MH 17
Malaysian Airlines: entre o amor e o ódio, a morte
Quando os deuses do acaso resolvem ceder espaço
para os desvarios do homem, a gente se dá conta de que a natureza símia ficou
muito longe dessa raça evoluída que perdeu o pêlo e o rabo.
Como o amor é bom para mitigar os ardores
da alma e do corpo, quem vai tirar umas férias com a namorada na Malásia, só
pode estar feliz. E quem está feliz, numa boa, não está nem aí para desgraças
ou para teses sobre o comportamento da raça humana, e aproveita a boa fase da
vida para fazer pilhérias até com o acaso.
O holandês Core Pan estava feliz, como todo
mundo que pode passar férias com a namorada na Malásia. Antes de embarcar no
voo MH 17 da Malaysian Airlines, ele se lembrou do voo MH370 da mesma
companhia, que simplesmente evaporou no ar, sem os avisos evanescentes da morte.
E resolveu fazer um gracejo com os amigos, que não iam passar férias com as
namoradas na Malásia. Fotografou a aeronave e postou no Facebook: “se
desaparecer, ei-lo como era”.
Acreditando certamente que o raio não cai
duas vezes no mesmo lugar, Core Pan naquele momento estava longe de se entregar
à cogitação de que o homem nasceu macaco, se fez homem e se tornou pior do que
seus ancestrais, quando pôs em funcionamento a inteligência.
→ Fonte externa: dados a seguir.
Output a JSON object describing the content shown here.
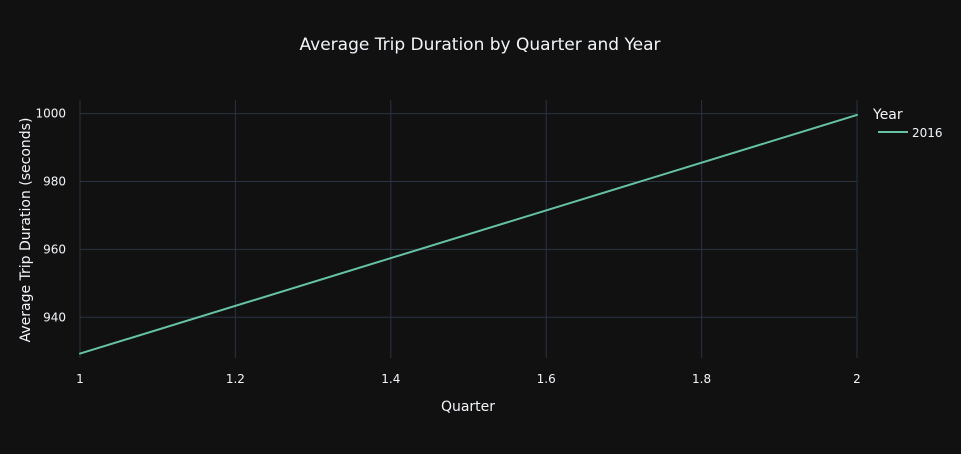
{
  "chart_data": {
    "type": "line",
    "title": "Average Trip Duration by Quarter and Year",
    "xlabel": "Quarter",
    "ylabel": "Average Trip Duration (seconds)",
    "xlim": [
      1,
      2
    ],
    "ylim": [
      928,
      1004
    ],
    "x_ticks": [
      1,
      1.2,
      1.4,
      1.6,
      1.8,
      2
    ],
    "x_tick_labels": [
      "1",
      "1.2",
      "1.4",
      "1.6",
      "1.8",
      "2"
    ],
    "y_ticks": [
      940,
      960,
      980,
      1000
    ],
    "y_tick_labels": [
      "940",
      "960",
      "980",
      "1000"
    ],
    "grid": true,
    "legend": {
      "title": "Year",
      "placement": "top-right"
    },
    "series": [
      {
        "name": "2016",
        "color": "#66c2a5",
        "x": [
          1,
          2
        ],
        "y": [
          929.3,
          999.6
        ]
      }
    ]
  },
  "colors": {
    "background": "#111111",
    "grid": "#283442",
    "text": "#f2f5fa"
  }
}
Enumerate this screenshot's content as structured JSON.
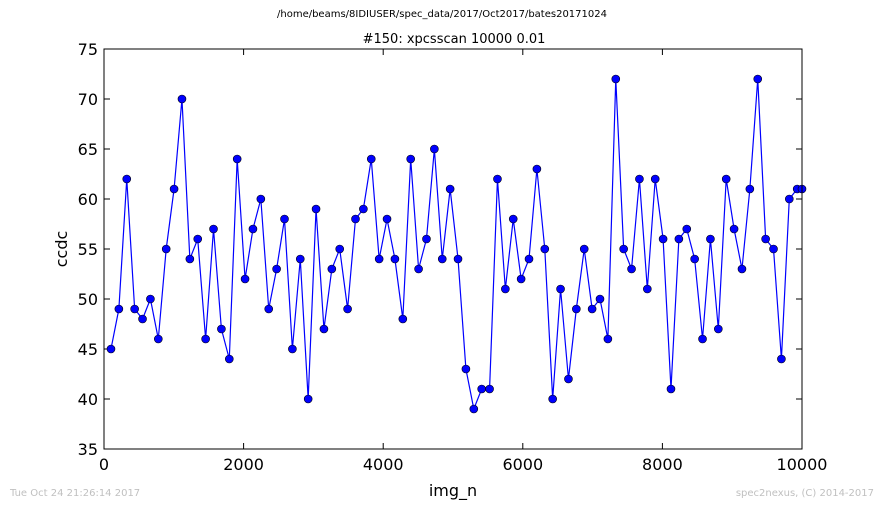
{
  "header": {
    "path": "/home/beams/8IDIUSER/spec_data/2017/Oct2017/bates20171024"
  },
  "footer": {
    "timestamp": "Tue Oct 24 21:26:14 2017",
    "credit": "spec2nexus, (C) 2014-2017"
  },
  "chart_data": {
    "type": "line",
    "title": "#150: xpcsscan 10000 0.01",
    "xlabel": "img_n",
    "ylabel": "ccdc",
    "xlim": [
      0,
      10000
    ],
    "ylim": [
      35,
      75
    ],
    "xticks": [
      0,
      2000,
      4000,
      6000,
      8000,
      10000
    ],
    "yticks": [
      35,
      40,
      45,
      50,
      55,
      60,
      65,
      70,
      75
    ],
    "grid": false,
    "marker": "circle",
    "color": "#0000ff",
    "series": [
      {
        "x": [
          100,
          213,
          326,
          439,
          552,
          665,
          778,
          891,
          1004,
          1117,
          1230,
          1343,
          1456,
          1569,
          1682,
          1795,
          1908,
          2021,
          2134,
          2247,
          2360,
          2473,
          2586,
          2699,
          2812,
          2925,
          3038,
          3151,
          3264,
          3377,
          3490,
          3603,
          3716,
          3829,
          3942,
          4055,
          4168,
          4281,
          4394,
          4507,
          4620,
          4733,
          4846,
          4959,
          5072,
          5185,
          5298,
          5411,
          5524,
          5637,
          5750,
          5863,
          5976,
          6089,
          6202,
          6315,
          6428,
          6541,
          6654,
          6767,
          6880,
          6993,
          7106,
          7219,
          7332,
          7445,
          7558,
          7671,
          7784,
          7897,
          8010,
          8123,
          8236,
          8349,
          8462,
          8575,
          8688,
          8801,
          8914,
          9027,
          9140,
          9253,
          9366,
          9479,
          9592,
          9705,
          9818,
          9931,
          10000
        ],
        "y": [
          45,
          49,
          62,
          49,
          48,
          50,
          46,
          55,
          61,
          70,
          54,
          56,
          46,
          57,
          47,
          44,
          64,
          52,
          57,
          60,
          49,
          53,
          58,
          45,
          54,
          40,
          59,
          47,
          53,
          55,
          49,
          58,
          59,
          64,
          54,
          58,
          54,
          48,
          64,
          53,
          56,
          65,
          54,
          61,
          54,
          43,
          39,
          41,
          41,
          62,
          51,
          58,
          52,
          54,
          63,
          55,
          40,
          51,
          42,
          49,
          55,
          49,
          50,
          46,
          72,
          55,
          53,
          62,
          51,
          62,
          56,
          41,
          56,
          57,
          54,
          46,
          56,
          47,
          62,
          57,
          53,
          61,
          72,
          56,
          55,
          44,
          60,
          61,
          61
        ]
      }
    ]
  }
}
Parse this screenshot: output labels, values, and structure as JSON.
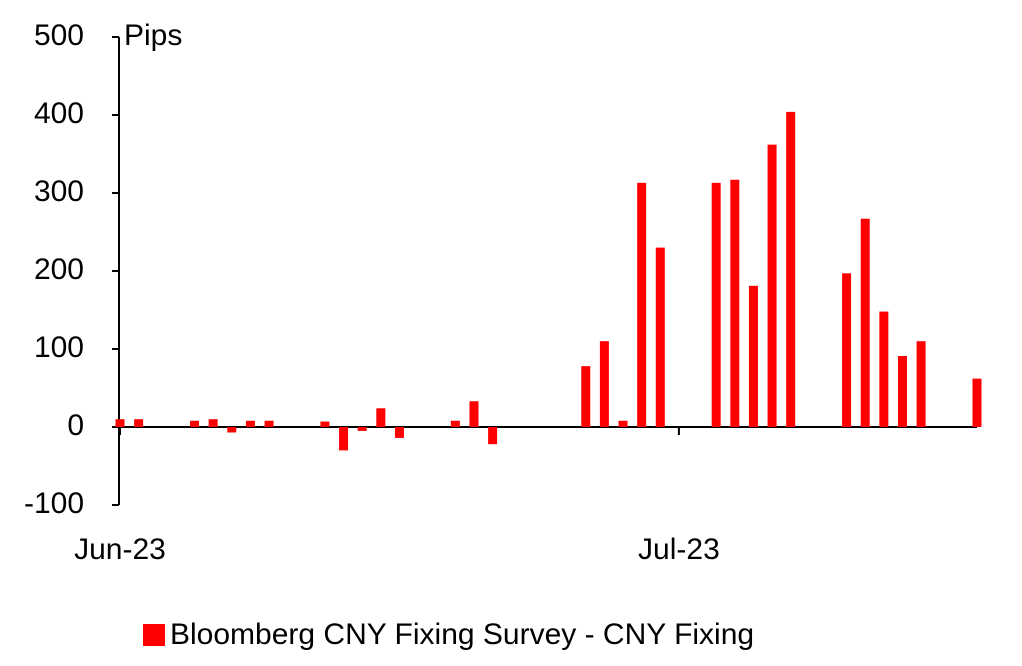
{
  "chart_data": {
    "type": "bar",
    "y_label": "Pips",
    "categories": [
      "Jun-23",
      null,
      null,
      null,
      null,
      null,
      null,
      null,
      null,
      null,
      null,
      null,
      null,
      null,
      null,
      null,
      null,
      null,
      null,
      null,
      null,
      null,
      null,
      null,
      null,
      null,
      null,
      null,
      null,
      null,
      "Jul-23",
      null,
      null,
      null,
      null,
      null,
      null,
      null,
      null,
      null,
      null,
      null,
      null,
      null,
      null,
      null,
      null
    ],
    "series": [
      {
        "name": "Bloomberg CNY Fixing Survey - CNY Fixing",
        "color": "#ff0000",
        "values": [
          10,
          10,
          null,
          null,
          8,
          10,
          -7,
          8,
          8,
          null,
          null,
          7,
          -30,
          -5,
          24,
          -14,
          null,
          null,
          8,
          33,
          -22,
          null,
          null,
          null,
          null,
          78,
          110,
          8,
          313,
          230,
          null,
          null,
          313,
          317,
          181,
          362,
          404,
          null,
          null,
          197,
          267,
          148,
          91,
          110,
          null,
          null,
          62
        ]
      }
    ],
    "ylim": [
      -100,
      500
    ],
    "yticks": [
      -100,
      0,
      100,
      200,
      300,
      400,
      500
    ],
    "legend": "bottom"
  }
}
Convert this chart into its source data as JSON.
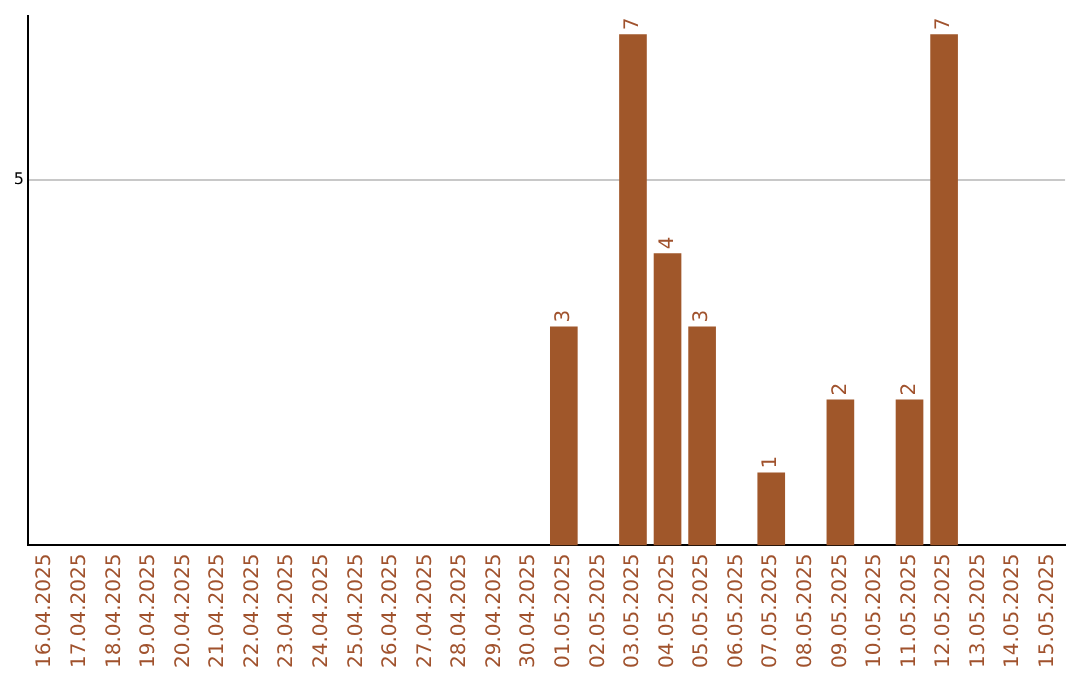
{
  "chart_data": {
    "type": "bar",
    "categories": [
      "16.04.2025",
      "17.04.2025",
      "18.04.2025",
      "19.04.2025",
      "20.04.2025",
      "21.04.2025",
      "22.04.2025",
      "23.04.2025",
      "24.04.2025",
      "25.04.2025",
      "26.04.2025",
      "27.04.2025",
      "28.04.2025",
      "29.04.2025",
      "30.04.2025",
      "01.05.2025",
      "02.05.2025",
      "03.05.2025",
      "04.05.2025",
      "05.05.2025",
      "06.05.2025",
      "07.05.2025",
      "08.05.2025",
      "09.05.2025",
      "10.05.2025",
      "11.05.2025",
      "12.05.2025",
      "13.05.2025",
      "14.05.2025",
      "15.05.2025"
    ],
    "values": [
      null,
      null,
      null,
      null,
      null,
      null,
      null,
      null,
      null,
      null,
      null,
      null,
      null,
      null,
      null,
      3,
      null,
      7,
      4,
      3,
      null,
      1,
      null,
      2,
      null,
      2,
      7,
      null,
      null,
      null
    ],
    "data_labels": true,
    "color": "#a0572a",
    "ylim": [
      0,
      7.25
    ],
    "yticks": [
      5
    ],
    "grid": "y",
    "legend": false
  }
}
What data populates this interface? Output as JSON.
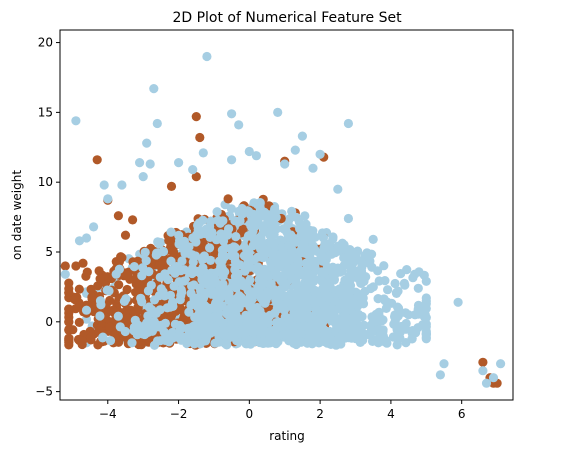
{
  "chart_data": {
    "type": "scatter",
    "title": "2D Plot of Numerical Feature Set",
    "xlabel": "rating",
    "ylabel": "on date weight",
    "xlim": [
      -5.35,
      7.45
    ],
    "ylim": [
      -5.6,
      20.9
    ],
    "xticks": [
      -4,
      -2,
      0,
      2,
      4,
      6
    ],
    "yticks": [
      -5,
      0,
      5,
      10,
      15,
      20
    ],
    "grid": false,
    "legend": "none",
    "colors": {
      "light": "#a6cee3",
      "dark": "#b15928"
    },
    "series": [
      {
        "color": "#a6cee3",
        "cloud": {
          "count": 2200,
          "seed": 7
        },
        "points": [
          [
            -1.2,
            19.0
          ],
          [
            -2.7,
            16.7
          ],
          [
            0.8,
            15.0
          ],
          [
            -4.9,
            14.4
          ],
          [
            -2.6,
            14.2
          ],
          [
            1.5,
            13.3
          ],
          [
            -0.5,
            14.9
          ],
          [
            2.8,
            14.2
          ],
          [
            -0.3,
            14.1
          ],
          [
            -2.9,
            12.8
          ],
          [
            1.3,
            12.3
          ],
          [
            -1.3,
            12.1
          ],
          [
            -2.0,
            11.4
          ],
          [
            0.0,
            12.2
          ],
          [
            2.0,
            12.0
          ],
          [
            -3.1,
            11.4
          ],
          [
            -0.5,
            11.6
          ],
          [
            1.8,
            11.0
          ],
          [
            -4.6,
            6.0
          ],
          [
            -4.8,
            5.8
          ],
          [
            -5.2,
            3.4
          ],
          [
            -4.1,
            9.8
          ],
          [
            -4.0,
            8.8
          ],
          [
            -3.6,
            9.8
          ],
          [
            -3.0,
            10.4
          ],
          [
            2.8,
            7.4
          ],
          [
            3.5,
            5.9
          ],
          [
            4.2,
            2.2
          ],
          [
            4.5,
            0.5
          ],
          [
            4.9,
            -0.2
          ],
          [
            4.6,
            -1.2
          ],
          [
            3.8,
            -1.4
          ],
          [
            5.9,
            1.4
          ],
          [
            5.5,
            -3.0
          ],
          [
            5.4,
            -3.8
          ],
          [
            6.6,
            -3.5
          ],
          [
            6.7,
            -4.4
          ],
          [
            6.9,
            -4.0
          ],
          [
            7.1,
            -3.0
          ],
          [
            -2.8,
            11.3
          ],
          [
            0.2,
            11.9
          ],
          [
            1.0,
            11.3
          ],
          [
            -1.6,
            10.9
          ],
          [
            2.5,
            9.5
          ],
          [
            -4.4,
            6.8
          ]
        ]
      },
      {
        "color": "#b15928",
        "cloud": {
          "count": 750,
          "seed": 13
        },
        "points": [
          [
            -1.5,
            14.7
          ],
          [
            -1.4,
            13.2
          ],
          [
            -4.3,
            11.6
          ],
          [
            -1.5,
            10.4
          ],
          [
            -2.2,
            9.7
          ],
          [
            -4.0,
            8.7
          ],
          [
            -3.7,
            7.6
          ],
          [
            -3.3,
            7.3
          ],
          [
            -3.5,
            6.2
          ],
          [
            -5.2,
            4.0
          ],
          [
            -4.9,
            4.0
          ],
          [
            -4.7,
            4.2
          ],
          [
            -5.1,
            0.0
          ],
          [
            2.1,
            11.8
          ],
          [
            1.0,
            11.5
          ],
          [
            1.3,
            7.8
          ],
          [
            0.2,
            8.0
          ],
          [
            2.0,
            5.2
          ],
          [
            1.5,
            4.3
          ],
          [
            6.6,
            -2.9
          ],
          [
            6.8,
            -4.0
          ],
          [
            6.9,
            -4.4
          ],
          [
            7.0,
            -4.4
          ],
          [
            -0.6,
            8.8
          ],
          [
            0.9,
            7.4
          ],
          [
            -3.6,
            4.6
          ],
          [
            -2.9,
            3.0
          ],
          [
            1.4,
            4.0
          ]
        ]
      }
    ]
  }
}
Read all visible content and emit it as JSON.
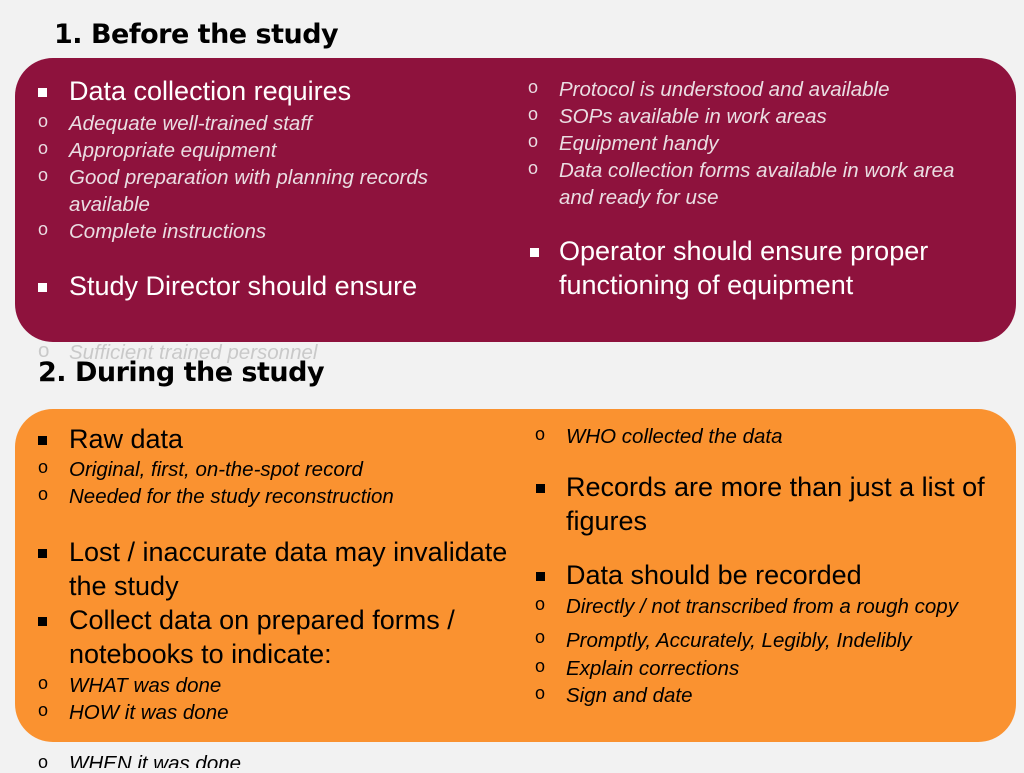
{
  "section1": {
    "heading": "1. Before the study",
    "left": {
      "bullet1": "Data collection requires",
      "subs": [
        "Adequate well-trained staff",
        "Appropriate equipment",
        "Good preparation with planning records",
        "available",
        "Complete instructions"
      ],
      "bullet2": "Study Director should ensure",
      "overflow_sub": "Sufficient trained personnel"
    },
    "right": {
      "subs": [
        "Protocol is understood and available",
        "SOPs available in work areas",
        "Equipment handy",
        "Data collection forms available in work area",
        "and ready for use"
      ],
      "bullet1_line1": "Operator should ensure proper",
      "bullet1_line2": "functioning of equipment"
    }
  },
  "section2": {
    "heading": "2. During the study",
    "left": {
      "bullet1": "Raw data",
      "subs1": [
        "Original, first, on-the-spot record",
        "Needed for the study reconstruction"
      ],
      "bullet2_line1": "Lost / inaccurate data may invalidate",
      "bullet2_line2": "the study",
      "bullet3_line1": "Collect data on prepared forms /",
      "bullet3_line2": "notebooks to indicate:",
      "subs2": [
        "WHAT was done",
        "HOW it was done"
      ],
      "overflow_sub": "WHEN it was done"
    },
    "right": {
      "sub_top": "WHO collected the data",
      "bullet1_line1": "Records are more than just a list of",
      "bullet1_line2": "figures",
      "bullet2": "Data should be recorded",
      "subs": [
        "Directly / not transcribed from a rough copy",
        "Promptly, Accurately, Legibly, Indelibly",
        "Explain corrections",
        "Sign and date"
      ]
    }
  },
  "markers": {
    "square": "▪",
    "circle": "o"
  },
  "colors": {
    "panel1": "#8e123d",
    "panel2": "#fa9230",
    "background": "#f2f2f2"
  }
}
Nem pensou nisso que, usando da capacidade
de produzir ideias, o ex-peludo transformou os instintos de que lhe dotara a
natureza em instrumentos de exacerbação do “ego”: o instinto de sobrevivência
em violência, o de autosuficiência, em ganância de poder.
Que o homem se move entre o amor e o ódio,
todo mundo sabe. Também a ninguém escapa a certeza inelutável de que o ódio
leva à destruição do amor, mas esse não destrói aquele. Nem Jesus Cristo, um
homem transformado em mito ou um mito transformado em homem, conseguiu, através
do amor, vencer o ódio. A doutrina dele varou os séculos, mas foi impotente
para emprestar ao amor o mesmo poder de fogo do ódio.
Enquanto a 10 mil metros de altura, no
interior do Boeing 777 da Malaysian Airlines, rumo a Kuala Lumpur, se
comemoravam a vida e o amor, lá embaixo, no rés do chão, se alimentava o ódio.
Sacudidos pela ganância do poder, escravos da intolerância, longe de comemorar
a vida, se adestravam nos instrumentos da morte. De lá que partiu o ódio,
com seu poder de destruição.
E uma tempestade luminosa, provocada por
míssil, decretou o fim de 298 vidas. Em questão de minutos, nos campos de trigo
e girassol do leste da Ucrânia se espalhavam cadáveres nus, corpos calcinados,
pedaços de criaturas humanas.
Mesmo que as vítimas tenham sido poupadas
aos sobressaltos do terror e à agonia da espera pela morte (indulgência que até
civilizações tidas como modelo negam a seus justiçados) não se pode ignorar a
crueldade. E tudo isso serve como mostra irretorquível de que inocentes mesmo
eram nossos ancestrais, os macacos, que não gozavam da proteção de deuses e nem
sabiam o que era dignidade.
João Eichbaum - advogado e autor do livro Esse Circo Chamado Justiça.